The rate of annual house price growth slowed for the tenth successive month in March to 0.7%, compared to 5.1% a year ago, the Your Move House Price Index for England and Wales found.
The average house price in England and Wales is now £301,490, up £130 on a month earlier and just £1,985 up on a year ago.
Prices fell in London and the South East but continue to grow elsewhere with six out of the 10 regions recently setting new peak average prices.
Oliver Blake, managing director of Your Move and Reeds Rains estate agents, said: “The slowdown in London and the South East is now well established.
“Yet the performance of many of our key cities and regions elsewhere shows that there’s still life in the market yet.”
The market’s significantly slowed since its peak in February 2016, when house prices were growing at 9.0% annually, but the slowdown is much more pronounced in London and the South East than elsewhere.

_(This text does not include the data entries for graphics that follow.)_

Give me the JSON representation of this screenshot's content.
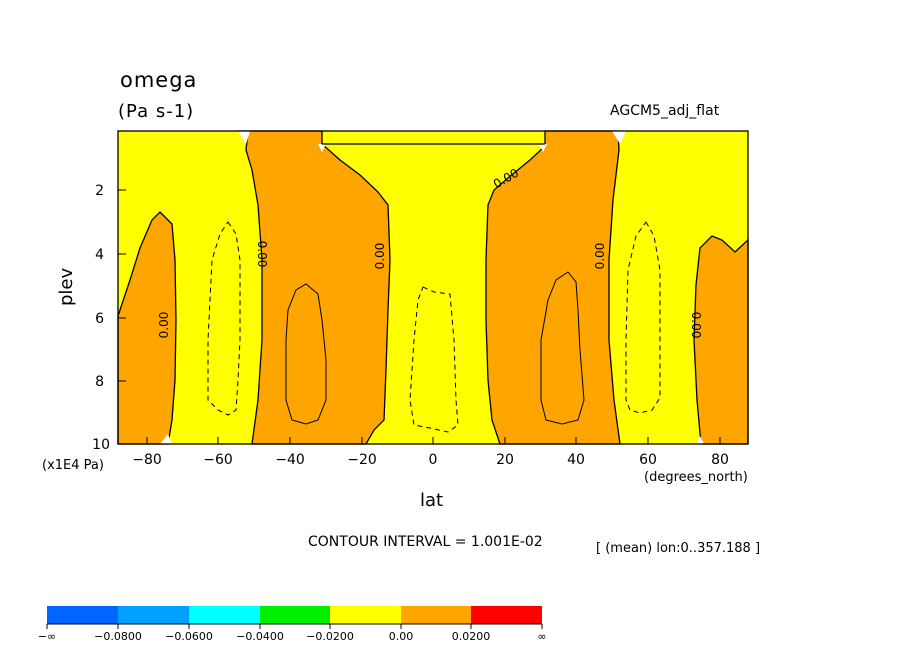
{
  "header": {
    "title": "omega",
    "units": "(Pa s-1)",
    "model": "AGCM5_adj_flat"
  },
  "footer": {
    "contour_interval": "CONTOUR INTERVAL = 1.001E-02",
    "mean_note": "[ (mean) lon:0..357.188 ]"
  },
  "chart_data": {
    "type": "heatmap",
    "title": "omega",
    "subtitle": "(Pa s-1)",
    "xlabel": "lat",
    "x_unit": "(degrees_north)",
    "ylabel": "plev",
    "y_unit": "(x1E4 Pa)",
    "xlim": [
      -88,
      88
    ],
    "ylim": [
      10,
      0.4
    ],
    "x_ticks": [
      "−80",
      "−60",
      "−40",
      "−20",
      "0",
      "20",
      "40",
      "60",
      "80"
    ],
    "y_ticks": [
      "2",
      "4",
      "6",
      "8",
      "10"
    ],
    "contour_labels": [
      "0.00",
      "0.00",
      "0.00",
      "0.00",
      "0.00",
      "0.00",
      "0.00"
    ],
    "colors": {
      "negative_small": "#ffff00",
      "positive_small": "#ffa500"
    },
    "colorbar": {
      "colors": [
        "#0066ff",
        "#00a0ff",
        "#00ffff",
        "#00ee00",
        "#ffff00",
        "#ffa500",
        "#ff0000"
      ],
      "labels": [
        "−∞",
        "−0.0800",
        "−0.0600",
        "−0.0400",
        "−0.0200",
        "0.00",
        "0.0200",
        "∞"
      ]
    }
  }
}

Excluding those two regions, the rest of England and Wales has seen prices grow at a more solid 2.6%, and other cities continue to power on, such as Bristol, with 8.4% annual growth.
Even within London, there are exceptions for example, Kensington and Chelsea, for instance, has seen prices increase by close to a third in the last year. And, whilst transactions levels are down, with an estimated 63,500 completed in March, that’s 6% higher than February.
Outside London, at least nine of the major cities in England & Wales set new peak prices in February, led by Bristol in the South West with 8.4% annual growth, but with cities across England and Wales showing strong growth.
They include Merseyside (up 5.7%) and Greater Manchester (5.1%) in the North West; Leicester (5.8%) and Derby (4.0%) in the East Midlands.
It also includes Birmingham (3.5%), West Yorkshire, Leeds, in Yorks and Humber (3.7%); and Cardiff in Wales (up 5.8%).
Growth in its two major population centres is supported by strong performance elsewhere, with 10.3% annual growth in Warrington and 14.1% in Blackburn with Darwen, the fastest annual growth outside Rutland – up 16.5%.
Nottingham (up 6.9% annually), Nottinghamshire (5.6%) and Leicester (5.8%) have all grown strongly in the last year.
Average prices in the latter are up 3.5% annually, due not only to Bristol’s performance, but also good performance from Bournemouth (6.2%), Cornwall (5.6%), Torbay (8.4%) and North Somerset (12.7%).
Prices in London fell for the third month in a row in February, dropping by 0.7% to leave the average property in the capital worth £602,539, down 1.5% on last year.
Unlike previous months, price falls are no longer concentrated in the most expensive boroughs: the top 11 of London’s 33 boroughs have actually seen the smallest fall over the 12 months to March.
This is down just 0.2%, compared to 4% among the mid-priced boroughs and 0.3% in the cheapest 11.
However this is almost entirely due to a massive 30.7% annual increase in the average price in Kensington and Chelsea, London’s most expensive borough.
These transactions, each for prices over £10m, pushed the average price in the borough to a new peak of £2,570,950.
By contrast, other high end areas have seen big falls in the last 12 months, including a 15.9% drop in prices in Wandsworth, 14.7% for Richmond upon Thames and 11.4% in the City of London.
Overall, cheaper property in London does remain more robust, with the 11 lowest priced areas accounting for almost half the 11 boroughs to still report increases in the last year.
Only Redbridge, the 12th cheapest borough in London, grew stronger, up 6.2%. It was also the only borough, other than Kensington and Chelsea, to set a new peak average price in the month.